Tuesday, May 31, 2011

French

I prefer the french language when speaking about perfumes, it is much more expressive than english. My favorite term is used when describing the "chemistry" between two raw materials:

English would say, e.g. white pepper oil and osmanthus are smelling nice together or they are matching. French are using the expression "se marie bien", i.e. that white pepper oil and osmanthus are "well married".


Creation

Some of you are asking me if creation is a pleasure or rather suffering for me. It is kind of both, really.
The moments of inspiration are of course thrilling, but when despite hundreds of trials, the scent is not perfectly expressing the feelings it was created for, composing becomes frustrating.
In most of the cases, creating is therapy. Maybe not when I am asked to compose a very powerful smelling jasmine-pink pepper for a shower gel in India for X USD per kilograms, but it really is, when I transform my experiences, feelings and memories into scents.

It is therapy, when I create from this inner urge piling up in me during many days just to burst out with elementary forces to settle down into a pile of raw materials in a brown bottle.

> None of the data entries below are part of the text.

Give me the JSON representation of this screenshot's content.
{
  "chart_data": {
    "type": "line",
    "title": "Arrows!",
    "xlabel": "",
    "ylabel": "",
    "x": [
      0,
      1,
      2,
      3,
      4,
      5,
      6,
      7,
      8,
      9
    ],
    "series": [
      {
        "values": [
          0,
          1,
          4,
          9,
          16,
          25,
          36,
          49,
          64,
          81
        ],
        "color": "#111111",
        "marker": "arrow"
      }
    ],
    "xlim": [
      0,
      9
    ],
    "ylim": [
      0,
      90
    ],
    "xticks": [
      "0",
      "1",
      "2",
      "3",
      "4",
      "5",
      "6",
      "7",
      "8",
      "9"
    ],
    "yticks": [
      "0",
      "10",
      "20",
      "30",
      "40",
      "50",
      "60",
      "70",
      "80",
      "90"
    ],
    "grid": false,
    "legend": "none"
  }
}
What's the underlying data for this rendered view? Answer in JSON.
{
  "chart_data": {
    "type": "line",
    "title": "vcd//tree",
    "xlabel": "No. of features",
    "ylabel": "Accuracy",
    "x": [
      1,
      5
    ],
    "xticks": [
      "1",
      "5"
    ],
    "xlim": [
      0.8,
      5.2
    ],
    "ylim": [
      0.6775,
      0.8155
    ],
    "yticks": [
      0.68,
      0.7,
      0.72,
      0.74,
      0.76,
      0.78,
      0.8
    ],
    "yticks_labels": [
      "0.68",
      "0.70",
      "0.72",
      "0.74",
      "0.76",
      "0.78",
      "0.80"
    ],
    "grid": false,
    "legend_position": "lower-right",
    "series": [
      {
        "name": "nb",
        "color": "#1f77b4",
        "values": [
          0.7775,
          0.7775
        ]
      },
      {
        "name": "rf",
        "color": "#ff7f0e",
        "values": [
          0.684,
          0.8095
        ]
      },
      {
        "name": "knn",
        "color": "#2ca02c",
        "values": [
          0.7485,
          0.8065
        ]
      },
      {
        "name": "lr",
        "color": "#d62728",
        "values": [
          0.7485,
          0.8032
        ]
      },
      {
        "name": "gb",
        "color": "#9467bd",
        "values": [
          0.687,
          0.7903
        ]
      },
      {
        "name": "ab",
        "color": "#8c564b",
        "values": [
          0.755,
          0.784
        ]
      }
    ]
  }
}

The urge is so strong that I usually get afraid of it and try ignoring for a few days, but I get more and more nervous, more and more disturbed, the stress coming directly from my stomach, which won't ease until I "weight it out" in essential oils on a balance.

It's been a few days I am feeling melancholic and the melody of "mad world" constantly playing in my head. I came home after work, tried to postpone creation, feeling uncertain about it's outcome. I started with cleaning all the shelves. Then, I noted all the quantity of lab supplies at home, starting from pipettes to bottles and spatulas. Then, when there was nothing else to be done, I started to sharpen my pencils that I use for formulation.

I smoked the last cigarette I found in my apartment, and was enjoying feeling guilty. I still think that blowing out thick smoke from my lips is one of the best things in life. I was ready to make the juice. Inspired by the smoke of the cigarette, I added quickly vertyver to the formula I have drafted in my head already a couple of days ago.

It's been a few nights I have been dreaming with grisambrol, no question what mad world smells like.
Grasse gave me another push for creating a deviant perfume with sending dark clouds to quickly take over the arrogantly smiling sun. I would have been happy to hear a few thunders but getting an impromptu rainstorm is probably the maximum one can ask in the middle of the sunniest week of may in the French Riviera.

Grisambrol is a very animalic and ambery, dark and earthy. I put into the juice 500 over 1000. This would scare away any potent perfumer, and they are right, in theory, but I softened down the animalic part with bergamot and angelica root, which makes the perfume still dark but clean, deep but soft, earthy but fresh. The structure is very unusual, so it is more of a sillage than a typical mainstream perfume with well defined top/heart/base notes, but I prefer it this way.

Rain just stopped when I was done with my first trial. I still have a few hundreds to go and no more cigarettes.